I hate that there's still crap in this world I have to clean up after I step in it.

I hate that just when I think I have a righteous anger, I get an accusing finger pointing out what a schmuck I am. And it's right.

I hate that the pain I feel from others ---ahem --- crapping --- on me, needs to be replaced with compassion for their pain, which causes them to behave in this way.

I hate that my accuser is so right.

I hate that my big brother has already paid for it, and I have to fight not only to overcome the shame of my ridiculousness, but also accept that I'm the only one angry about everything, and get over it.

I hate that despite all my intelligence, all my charm, all my craftiness, ADD, ADHD, skills, merit, and junk in the back closet, I can't work out a better deal for myself.

I hate that in order to live, I have to die.

I hate that the person who lives when I die - isn't me.

I hate that alot of times, that person doesn't even appreciate it.

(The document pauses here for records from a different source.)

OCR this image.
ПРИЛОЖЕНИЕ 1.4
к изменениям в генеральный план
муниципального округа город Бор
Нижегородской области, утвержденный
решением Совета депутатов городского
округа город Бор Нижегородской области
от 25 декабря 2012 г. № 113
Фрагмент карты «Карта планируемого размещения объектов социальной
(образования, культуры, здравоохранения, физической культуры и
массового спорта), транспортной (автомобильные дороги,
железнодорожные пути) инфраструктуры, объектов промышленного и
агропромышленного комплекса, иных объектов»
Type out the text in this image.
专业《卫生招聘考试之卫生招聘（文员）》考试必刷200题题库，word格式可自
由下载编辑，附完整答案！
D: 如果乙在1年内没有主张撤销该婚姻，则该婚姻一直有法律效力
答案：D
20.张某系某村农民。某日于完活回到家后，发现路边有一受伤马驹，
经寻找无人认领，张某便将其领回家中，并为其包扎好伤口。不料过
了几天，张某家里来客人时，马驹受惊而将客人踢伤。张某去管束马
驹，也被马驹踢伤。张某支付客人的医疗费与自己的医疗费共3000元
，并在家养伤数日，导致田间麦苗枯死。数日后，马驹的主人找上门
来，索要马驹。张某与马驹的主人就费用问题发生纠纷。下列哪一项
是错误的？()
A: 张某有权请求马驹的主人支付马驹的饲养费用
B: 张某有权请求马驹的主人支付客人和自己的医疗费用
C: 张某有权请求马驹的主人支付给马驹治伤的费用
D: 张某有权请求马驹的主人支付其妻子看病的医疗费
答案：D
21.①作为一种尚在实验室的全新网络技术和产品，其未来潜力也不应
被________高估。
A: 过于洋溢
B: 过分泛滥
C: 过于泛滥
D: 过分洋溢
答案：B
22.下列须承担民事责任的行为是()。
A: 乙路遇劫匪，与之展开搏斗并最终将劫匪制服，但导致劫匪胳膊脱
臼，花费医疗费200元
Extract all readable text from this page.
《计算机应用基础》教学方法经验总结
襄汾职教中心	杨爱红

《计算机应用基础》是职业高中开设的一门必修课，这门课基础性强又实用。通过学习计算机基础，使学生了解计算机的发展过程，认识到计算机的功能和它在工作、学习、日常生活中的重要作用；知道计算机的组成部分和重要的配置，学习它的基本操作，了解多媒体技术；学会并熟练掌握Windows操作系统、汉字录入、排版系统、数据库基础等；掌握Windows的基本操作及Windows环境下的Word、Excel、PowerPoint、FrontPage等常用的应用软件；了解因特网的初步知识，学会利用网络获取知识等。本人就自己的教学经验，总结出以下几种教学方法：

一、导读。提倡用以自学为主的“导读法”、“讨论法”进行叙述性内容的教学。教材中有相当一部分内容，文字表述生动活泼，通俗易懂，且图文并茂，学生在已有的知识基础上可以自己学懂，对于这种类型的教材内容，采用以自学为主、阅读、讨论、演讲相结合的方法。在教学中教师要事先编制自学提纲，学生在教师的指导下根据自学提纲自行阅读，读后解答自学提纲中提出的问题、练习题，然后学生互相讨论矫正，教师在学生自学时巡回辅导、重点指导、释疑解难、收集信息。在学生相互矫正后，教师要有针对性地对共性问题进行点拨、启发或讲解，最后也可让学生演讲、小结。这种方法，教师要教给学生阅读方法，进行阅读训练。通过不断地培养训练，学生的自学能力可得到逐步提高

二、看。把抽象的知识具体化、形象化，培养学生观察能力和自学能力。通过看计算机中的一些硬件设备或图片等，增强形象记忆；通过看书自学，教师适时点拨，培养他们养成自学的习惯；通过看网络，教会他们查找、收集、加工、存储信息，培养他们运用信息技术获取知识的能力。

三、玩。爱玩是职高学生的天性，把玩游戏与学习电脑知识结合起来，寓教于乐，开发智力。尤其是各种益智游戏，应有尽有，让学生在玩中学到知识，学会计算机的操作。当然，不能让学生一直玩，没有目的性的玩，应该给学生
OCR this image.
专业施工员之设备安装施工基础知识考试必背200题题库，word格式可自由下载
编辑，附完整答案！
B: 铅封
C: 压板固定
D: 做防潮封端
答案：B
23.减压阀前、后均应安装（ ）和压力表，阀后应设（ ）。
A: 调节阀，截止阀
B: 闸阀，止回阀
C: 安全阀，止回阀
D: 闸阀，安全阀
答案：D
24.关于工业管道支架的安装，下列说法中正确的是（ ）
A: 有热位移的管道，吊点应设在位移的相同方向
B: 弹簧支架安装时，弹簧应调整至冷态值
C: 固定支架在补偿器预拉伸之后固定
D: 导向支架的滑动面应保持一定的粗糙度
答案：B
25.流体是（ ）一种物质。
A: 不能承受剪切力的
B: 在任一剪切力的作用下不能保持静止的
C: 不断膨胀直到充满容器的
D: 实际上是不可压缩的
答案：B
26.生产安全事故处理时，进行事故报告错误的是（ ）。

I hate that when they do, they're not supposed to, rather, they're suppose to thank God, not me.

I hate that I'm broken.

I hate trying to pretend I'm not.

I hate getting fixed

I hate knowing that while I may be fulfilling prophecy, and Gods promises, it may be through selfishness, anger, lust, and worse -- a final, repentant moment of clarity that a invokes my former glory destroys some evil enemy --- and myself. Thanks for that Samson.